Krauss, of Knightsbridge, said financial heft is a necessity nowadays.

“One of the most important things is, you need to have deep pockets,” he said. “Do you have the ability to weather any storms financially?”

Heiden said he tries to keep leverage low and he checks in frequently with borrowers to ensure the project is on track. “We want to be on top of it,” he said. “It’s not only the borrower’s problem. It’s my problem.”

For its part, the New York State Attorney General’s office seems to be taking a proactive approach. It’s convened groups of attorneys to discuss whether the requirements for offering plans should be tweaked to address new financial realities in the market.

Jay Neveloff

“One of the things they [the AG’s office] are focused on is making sure there are sufficient funds for the project to be completed and final certificate of occupancy obtained,” said Jay Neveloff, head of the real estate practice at Kramer Levin.

Acts of God — and man

In 2015, a fire destroyed several floors of Delshah Capital’s Dorian, a 14-unit condo project at 221 West 17th Street, forcing the developer to suspend marketing temporarily. Michael Shah, CEO of Delshah, said sales have since resumed, and “construction is ongoing and moving along.”

Meanwhile, at 108 Leonard Street, Peebles Corp. and El Ad Group have wrangled with the Landmarks Preservation Commission for the approvals needed to convert the building into 150 condos. Peebles was also sued by a former collaborator, Daniel Hoeg, who claimed the developer reneged on a joint venture agreement to pursue city projects, including 346 Broadway.

In February, Peebles secured $411 million in financing for the project, including a $334 million construction loan from Bank of America and a $77 million mezzanine loan from Apollo. But a month later came another setback when a judge nixed plans to swap the building’s mechanical clock with an electric system, which would have paved the way for a private apartment in the clocktower.

Developers who are aggressive when it comes to setting expected completion dates can also find themselves in a bind if the delays exceed drop-dead dates stipulated in many contracts.

That looks to be what happened at Glenwood Management’s 60 East 86th Street, a Thomas Juul-Hansen-designed condo with 15 full-floor units. In August 2016, three years after the developer paid $31 million for the property, New York YIMBY reported that “occupancy is probably imminent.”

But delays — which sources attributed to problems sourcing the limestone exterior — caused the developer to miss the target closing date outlined in the condo’s offering plan. As a result, Glenwood had to give buyers the right to rescind their contracts. “A lot of people took it,” said a broker familiar with the building, referring to the exit option. Now, the units aren’t attracting offers in the range of what people paid in 2014 when the building first launched sales.

“There goes your cushion. You’re screwed.”

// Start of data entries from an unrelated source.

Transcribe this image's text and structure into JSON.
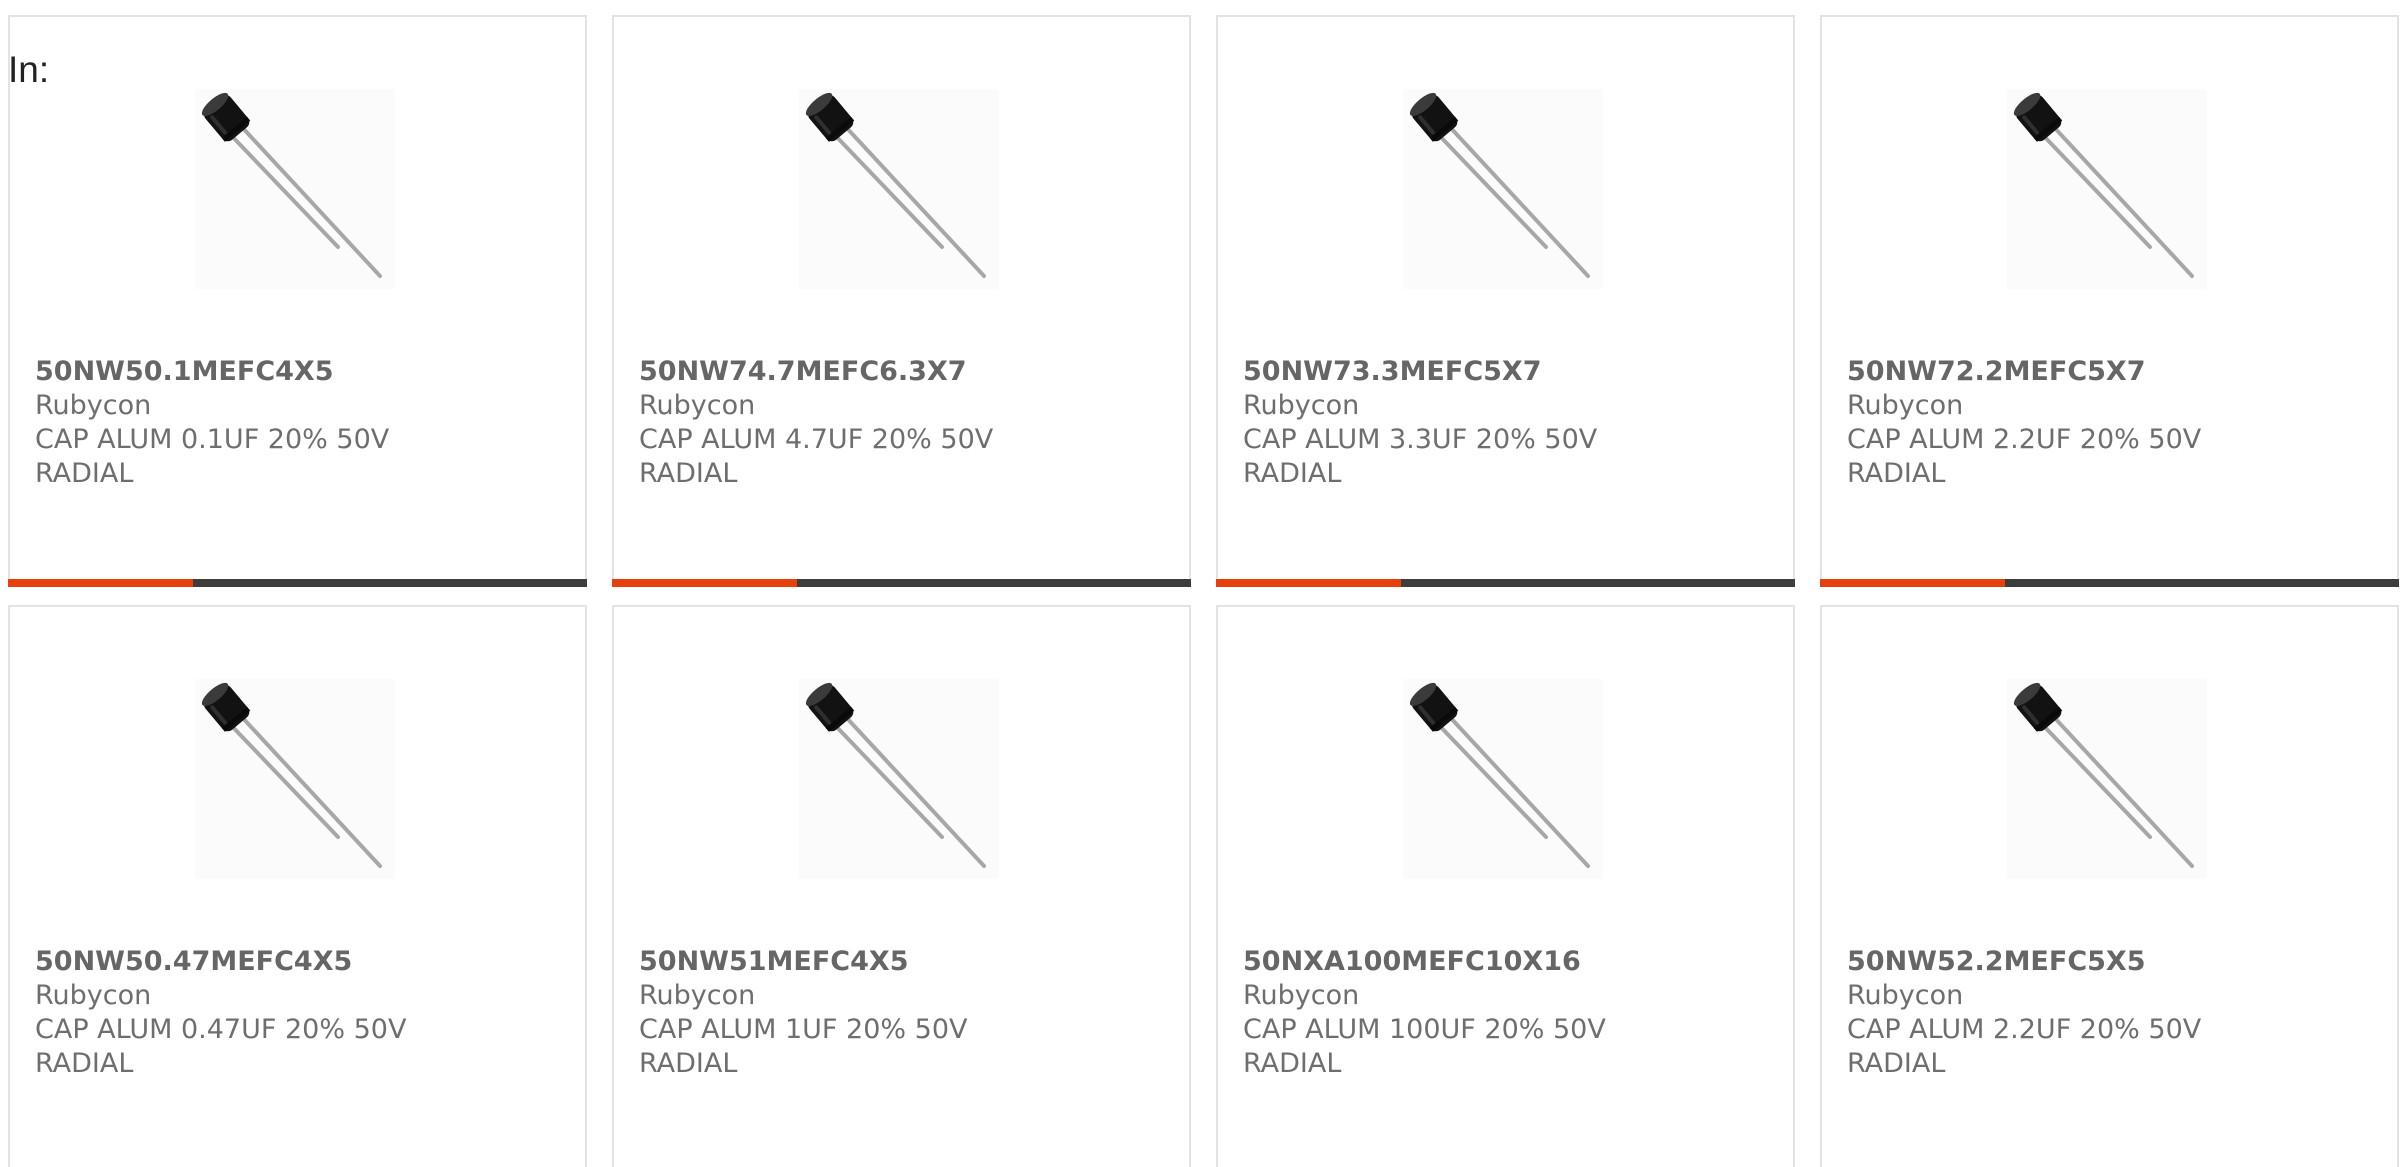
{
  "header": {
    "in_label": "In:"
  },
  "colors": {
    "accent": "#e8400c",
    "bar_base": "#3d3d3d",
    "border": "#e3e3e3",
    "text": "#6e6e6e"
  },
  "products": [
    {
      "part_number": "50NW50.1MEFC4X5",
      "manufacturer": "Rubycon",
      "description": "CAP ALUM 0.1UF 20% 50V RADIAL",
      "icon": "radial-capacitor-image",
      "progress": 0.32
    },
    {
      "part_number": "50NW74.7MEFC6.3X7",
      "manufacturer": "Rubycon",
      "description": "CAP ALUM 4.7UF 20% 50V RADIAL",
      "icon": "radial-capacitor-image",
      "progress": 0.32
    },
    {
      "part_number": "50NW73.3MEFC5X7",
      "manufacturer": "Rubycon",
      "description": "CAP ALUM 3.3UF 20% 50V RADIAL",
      "icon": "radial-capacitor-image",
      "progress": 0.32
    },
    {
      "part_number": "50NW72.2MEFC5X7",
      "manufacturer": "Rubycon",
      "description": "CAP ALUM 2.2UF 20% 50V RADIAL",
      "icon": "radial-capacitor-image",
      "progress": 0.32
    },
    {
      "part_number": "50NW50.47MEFC4X5",
      "manufacturer": "Rubycon",
      "description": "CAP ALUM 0.47UF 20% 50V RADIAL",
      "icon": "radial-capacitor-image",
      "progress": null
    },
    {
      "part_number": "50NW51MEFC4X5",
      "manufacturer": "Rubycon",
      "description": "CAP ALUM 1UF 20% 50V RADIAL",
      "icon": "radial-capacitor-image",
      "progress": null
    },
    {
      "part_number": "50NXA100MEFC10X16",
      "manufacturer": "Rubycon",
      "description": "CAP ALUM 100UF 20% 50V RADIAL",
      "icon": "radial-capacitor-image",
      "progress": null
    },
    {
      "part_number": "50NW52.2MEFC5X5",
      "manufacturer": "Rubycon",
      "description": "CAP ALUM 2.2UF 20% 50V RADIAL",
      "icon": "radial-capacitor-image",
      "progress": null
    }
  ]
}
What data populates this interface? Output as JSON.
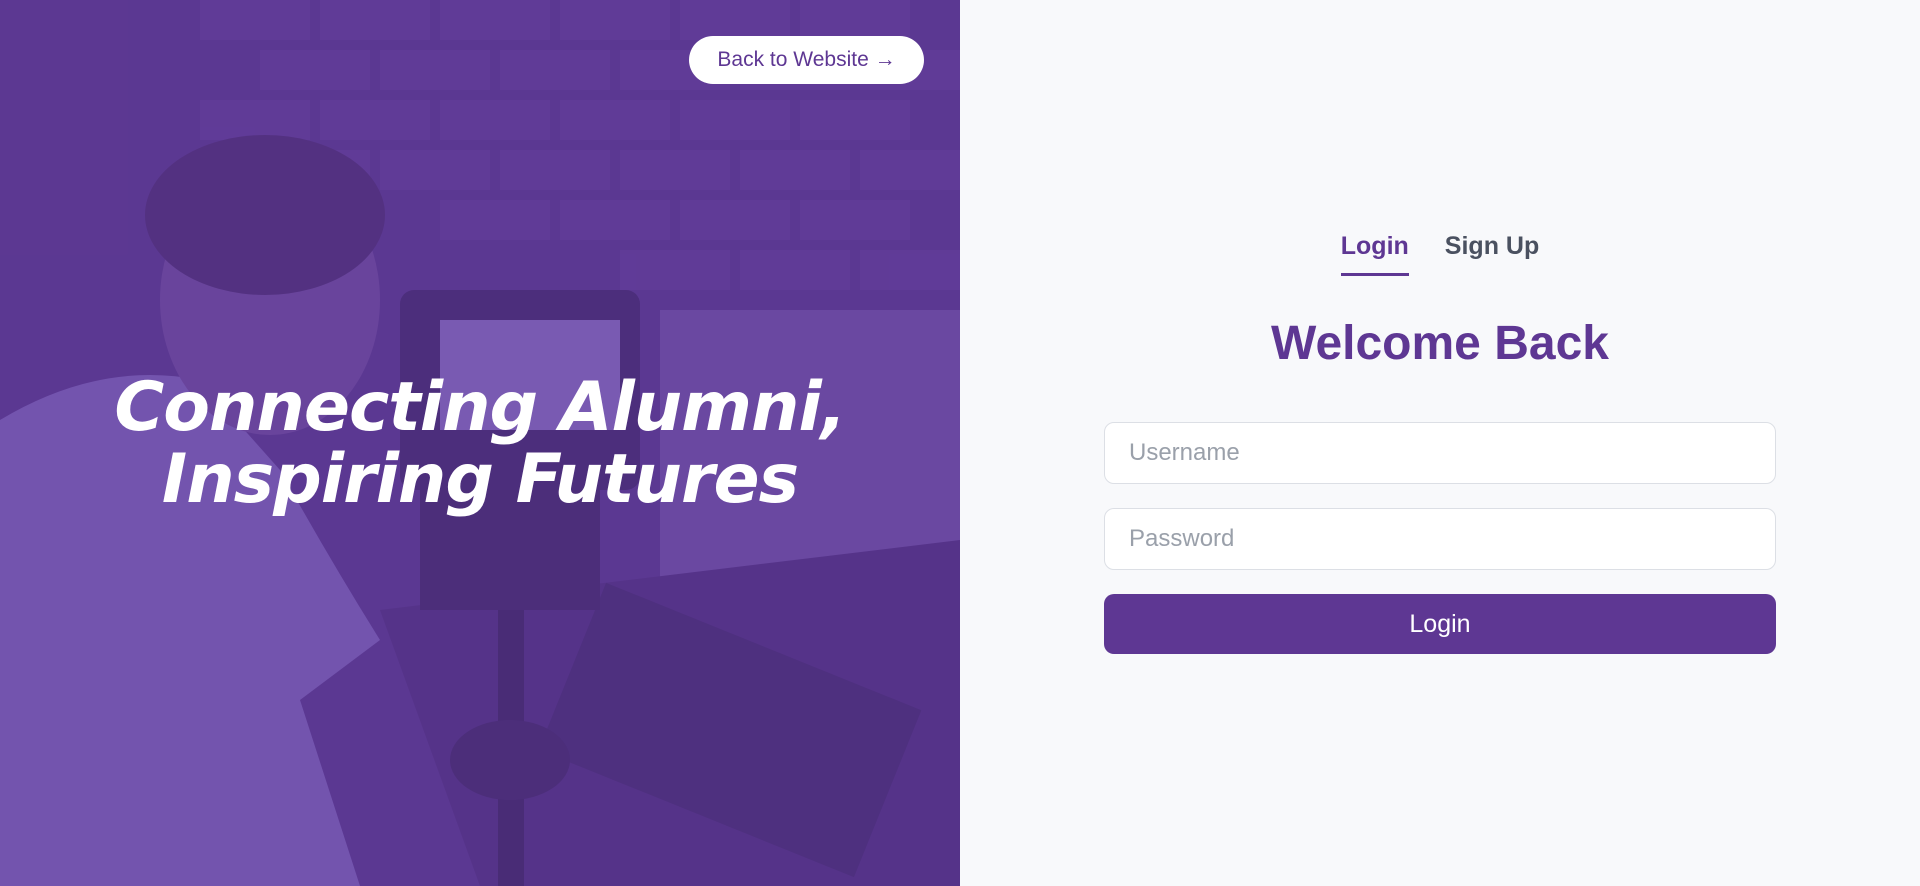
{
  "hero": {
    "back_button": "Back to Website →",
    "tagline_line1": "Connecting Alumni,",
    "tagline_line2": "Inspiring Futures",
    "overlay_color": "#6840a8"
  },
  "auth": {
    "tabs": [
      {
        "label": "Login",
        "active": true
      },
      {
        "label": "Sign Up",
        "active": false
      }
    ],
    "heading": "Welcome Back",
    "username_placeholder": "Username",
    "password_placeholder": "Password",
    "submit_label": "Login",
    "accent_color": "#5e3793"
  }
}
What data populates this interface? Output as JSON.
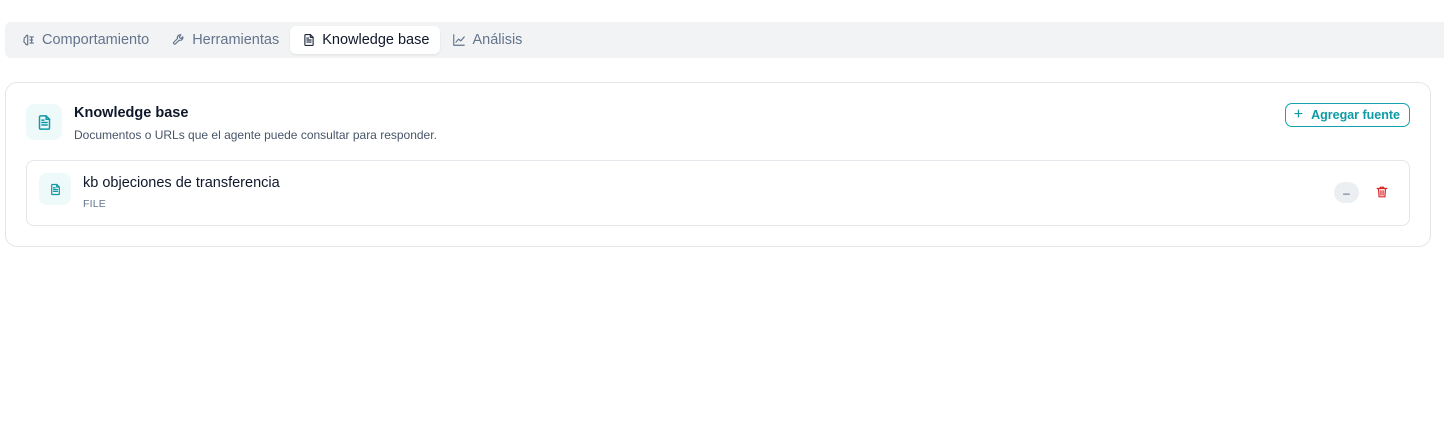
{
  "tabs": [
    {
      "label": "Comportamiento",
      "icon": "brain-icon",
      "active": false
    },
    {
      "label": "Herramientas",
      "icon": "wrench-icon",
      "active": false
    },
    {
      "label": "Knowledge base",
      "icon": "document-icon",
      "active": true
    },
    {
      "label": "Análisis",
      "icon": "line-chart-icon",
      "active": false
    }
  ],
  "knowledge_base": {
    "title": "Knowledge base",
    "subtitle": "Documentos o URLs que el agente puede consultar para responder.",
    "add_label": "Agregar fuente",
    "sources": [
      {
        "name": "kb objeciones de transferencia",
        "type": "FILE",
        "toggle_symbol": "–"
      }
    ]
  },
  "colors": {
    "accent": "#0e9aa7",
    "danger": "#dc2626",
    "icon_bg": "#eef9fa"
  }
}
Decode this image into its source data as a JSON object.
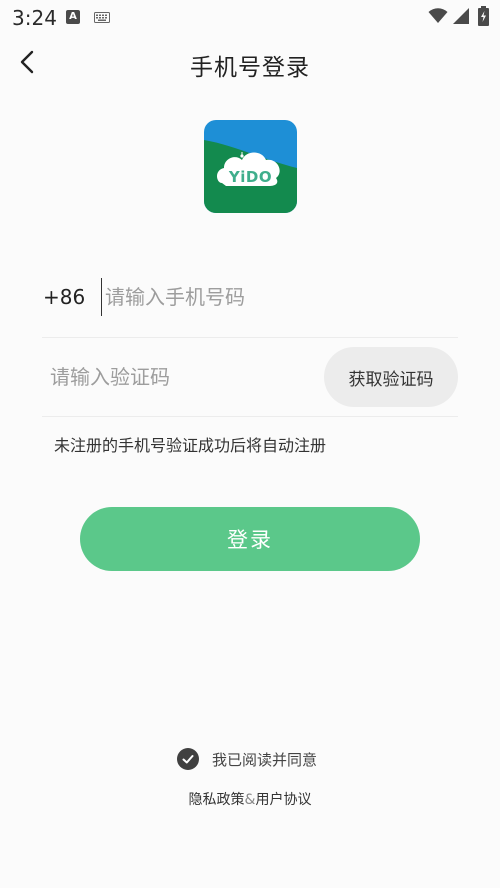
{
  "status_bar": {
    "time": "3:24",
    "notification_a": "A"
  },
  "header": {
    "title": "手机号登录"
  },
  "logo": {
    "text": "YiDO"
  },
  "form": {
    "country_code": "+86",
    "phone_placeholder": "请输入手机号码",
    "code_placeholder": "请输入验证码",
    "get_code_label": "获取验证码",
    "register_hint": "未注册的手机号验证成功后将自动注册",
    "login_label": "登录"
  },
  "agreement": {
    "checked": true,
    "label": "我已阅读并同意",
    "privacy_policy": "隐私政策",
    "separator": "&",
    "user_agreement": "用户协议"
  },
  "colors": {
    "primary_green": "#5bc88a",
    "logo_blue": "#1e8fd6",
    "logo_green": "#138a4e",
    "button_gray": "#ececec"
  }
}
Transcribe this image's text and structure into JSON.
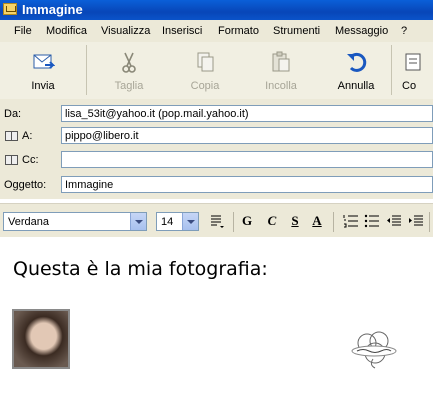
{
  "window": {
    "title": "Immagine"
  },
  "menu": [
    "File",
    "Modifica",
    "Visualizza",
    "Inserisci",
    "Formato",
    "Strumenti",
    "Messaggio",
    "?"
  ],
  "toolbar": {
    "send": "Invia",
    "cut": "Taglia",
    "copy": "Copia",
    "paste": "Incolla",
    "undo": "Annulla",
    "check": "Co"
  },
  "headers": {
    "from_label": "Da:",
    "from_value": "lisa_53it@yahoo.it    (pop.mail.yahoo.it)",
    "to_label": "A:",
    "to_value": "pippo@libero.it",
    "cc_label": "Cc:",
    "cc_value": "",
    "subject_label": "Oggetto:",
    "subject_value": "Immagine"
  },
  "format": {
    "font": "Verdana",
    "size": "14",
    "bold": "G",
    "italic": "C",
    "underline": "S",
    "color": "A"
  },
  "message": {
    "text": "Questa è la mia fotografia:"
  },
  "colors": {
    "title_bar": "#0a53c9",
    "toolbar_bg": "#f1efe2",
    "accent_blue": "#1a58c0"
  }
}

Lexin Capital has sought to give itself wiggle room at 815 Sixth Avenue, where it is developing a 30-story hotel. During a recent visit to the project, a sign on the outside of the building which stated the project would be complete in March 2016 was covered up with the words “Summer 2016.”

Lexin’s president, Metin Negrin, said the project is near completion and that it suffered setbacks that are “just part of New York City construction.”

He said he added six months and an extra 10 percent of the projected cost to the project’s construction budget. As a result, he said, “We’re okay, budget-wise.”

Neveloff said lenders may ask borrowers to bring in more money if the project is experiencing slower-than-expected sales. “The lender doesn’t want the project back,” he said. “They want the developer to fix it.”